National Oceanic and
Atmospheric Administration
United States Department of Commerce


FY 2020

Equatorial Pacific 1000-dbar velocity and isotherm displacements from Argo data: Beyond the mean and seasonal cycle

Zanowski, H., G.C. Johnson, and J.M. Lyman

J. Geophys. Res., 124(11), 7873-7882, doi: 10.1029/2019JC015032, View online (2019)

Equatorial Pacific zonal velocity at 1,000 dbar and vertical isotherm displacements from 0–2,000 dbar are analyzed using Argo data through February 2018. In agreement with previous studies, the mean 1,000‐dbar zonal velocity is characterized by alternating eastward and westward jets of amplitude 5–10 cm/s. Similarly, the seasonal cycle is dominated by an annual Rossby wave that is apparent in annual harmonic fits to both the isotherm displacement and velocity fields. Residual (mean, annual, and semiannual harmonics removed) zonal velocity and isotherm displacements are analyzed using Complex Empirical Orthogonal Functions (CEOFs) and their Principal Components. For the analysis at 1,000 dbar, the first velocity CEOF accounts for 28% of the variance and the first isotherm displacement CEOF 24%. Spatial patterns of the lead CEOFs are broadly consistent with Rossby waves, but only isotherm displacement CEOF1 can be clearly linked to known physical processes in the equatorial Pacific. This is true of the isotherm displacement CEOF1s across pressure surfaces, despite being estimated independently on each one. The Principal Component of isotherm displacement CEOF1 at 1,000 dbar is well correlated (r = –0.65) with the Niño3.4 index at a 12‐month lag, suggesting that El Niño signals propagate deep into the equatorial Pacific Ocean. The 3‐D structure of the isotherm displacement CEOF1s suggests that the deep isotherm displacement signals are consistent with a vertically propagating Rossby wave of vertical mode 3–4.

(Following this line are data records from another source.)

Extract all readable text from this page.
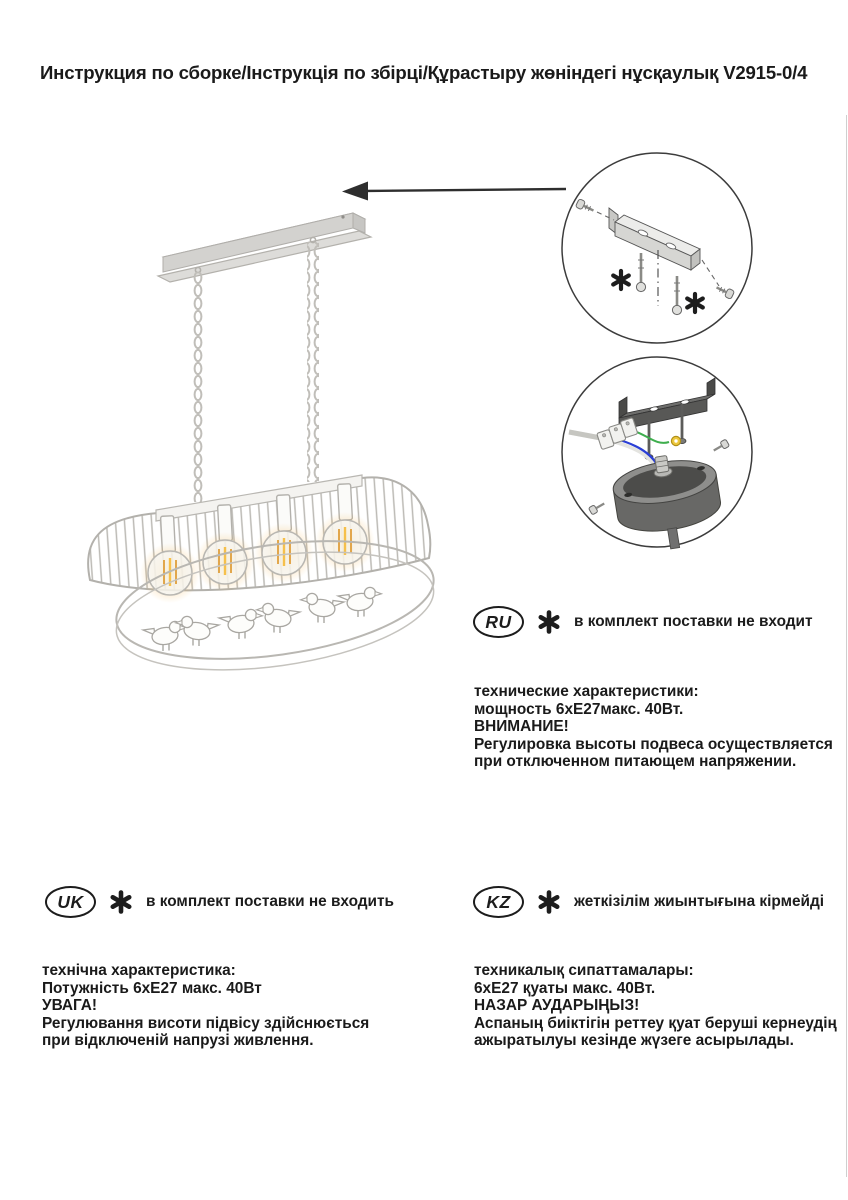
Инструкция по сборке/Інструкція по збірці/Құрастыру жөніндегі нұсқаулық V2915-0/4
RU	в комплект поставки не входит
технические характеристики:
мощность 6хЕ27макс. 40Вт.
ВНИМАНИЕ!
Регулировка высоты подвеса осуществляется
при отключенном питающем напряжении.
UK	в комплект поставки не входить
технічна характеристика:
Потужність 6хЕ27 макс. 40Вт
УВАГА!
Регулювання висоти підвісу здійснюється
при відключеній напрузі живлення.
KZ	жеткізілім жиынтығына кірмейді
техникалық сипаттамалары:
6хЕ27 қуаты макс. 40Вт.
НАЗАР АУДАРЫҢЫЗ!
Аспаның биіктігін реттеу қуат беруші кернеудің
ажыратылуы кезінде жүзеге асырылады.
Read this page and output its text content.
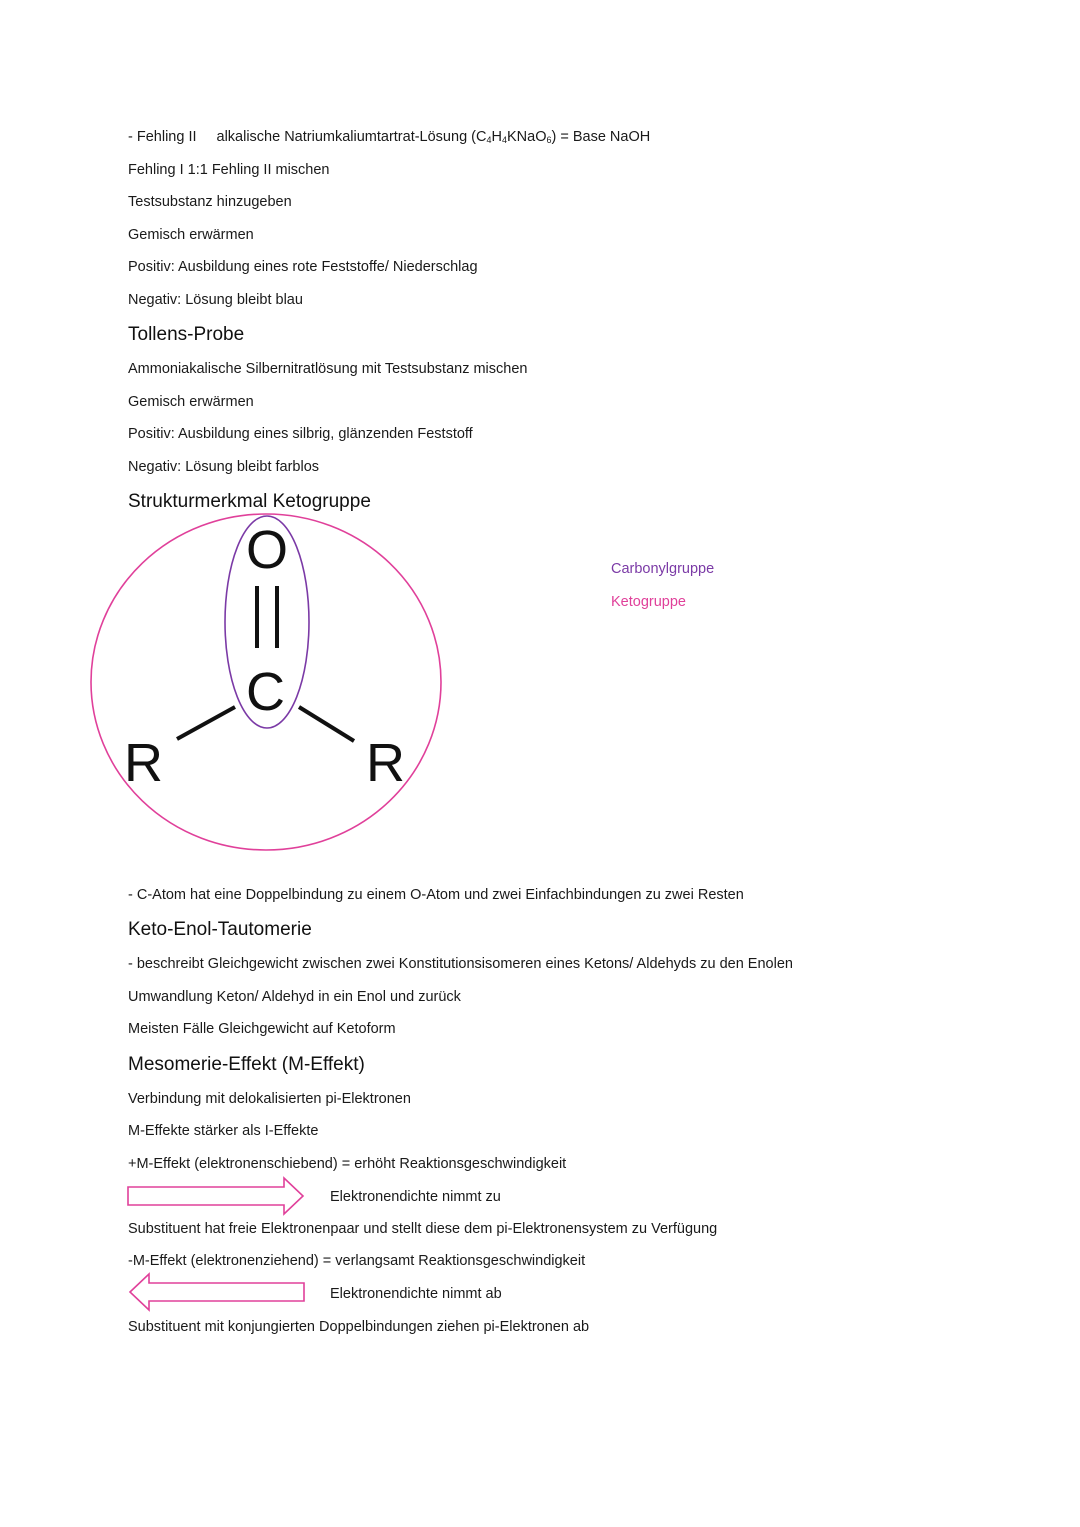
- Fehling II alkalische Natriumkaliumtartrat-Lösung $(C_4H_4KNaO_6)$ = Base NaOH
Fehling I 1:1 Fehling II mischen
Testsubstanz hinzugeben
Gemisch erwärmen
Positiv: Ausbildung eines rote Feststoffe/ Niederschlag
Negativ: Lösung bleibt blau
Tollens-Probe
Ammoniakalische Silbernitratlösung mit Testsubstanz mischen
Gemisch erwärmen
Positiv: Ausbildung eines silbrig, glänzenden Feststoff
Negativ: Lösung bleibt farblos
Strukturmerkmal Ketogruppe
O
C
R	R
Carbonylgruppe
Ketogruppe
- C-Atom hat eine Doppelbindung zu einem O-Atom und zwei Einfachbindungen zu zwei Resten
Keto-Enol-Tautomerie
- beschreibt Gleichgewicht zwischen zwei Konstitutionsisomeren eines Ketons/ Aldehyds zu den Enolen
Umwandlung Keton/ Aldehyd in ein Enol und zurück
Meisten Fälle Gleichgewicht auf Ketoform
Mesomerie-Effekt (M-Effekt)
Verbindung mit delokalisierten pi-Elektronen
M-Effekte stärker als I-Effekte
+M-Effekt (elektronenschiebend) = erhöht Reaktionsgeschwindigkeit
Elektronendichte nimmt zu
Substituent hat freie Elektronenpaar und stellt diese dem pi-Elektronensystem zu Verfügung
-M-Effekt (elektronenziehend) = verlangsamt Reaktionsgeschwindigkeit
Elektronendichte nimmt ab
Substituent mit konjungierten Doppelbindungen ziehen pi-Elektronen ab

Plain Language Summary. The tropical Pacific Ocean is an important region for Earth's climate. It features a complex set of currents that exist at different depths and vary on a range of timescales from months to decades. The variations of these currents are influenced by planetary (Rossby) wave signals that travel both zonally and vertically along the equator. While it is well known that Rossby waves modulate these currents on yearly timescales, the data to observe deep current variability at longer timescales have only recently become available from the global array of Argo floats. Here we analyze velocities and isotherm displacements (vertical movements of constant temperature surfaces) from Argo float data to investigate their variations over timescales longer than a year. Using a statistical technique to find the most energetic large spatial scale and long‐timescale propagating signals in these data, we demonstrate that deep isotherm displacements are highly correlated with the El Niño‐Southern Oscillation (ENSO) across a large range of pressures but find that the velocities at 1,000 dbar are not. This mismatch is puzzling, but it may be due to the short record length and relatively small data set for velocity compared to the timescales of the examined velocity variations.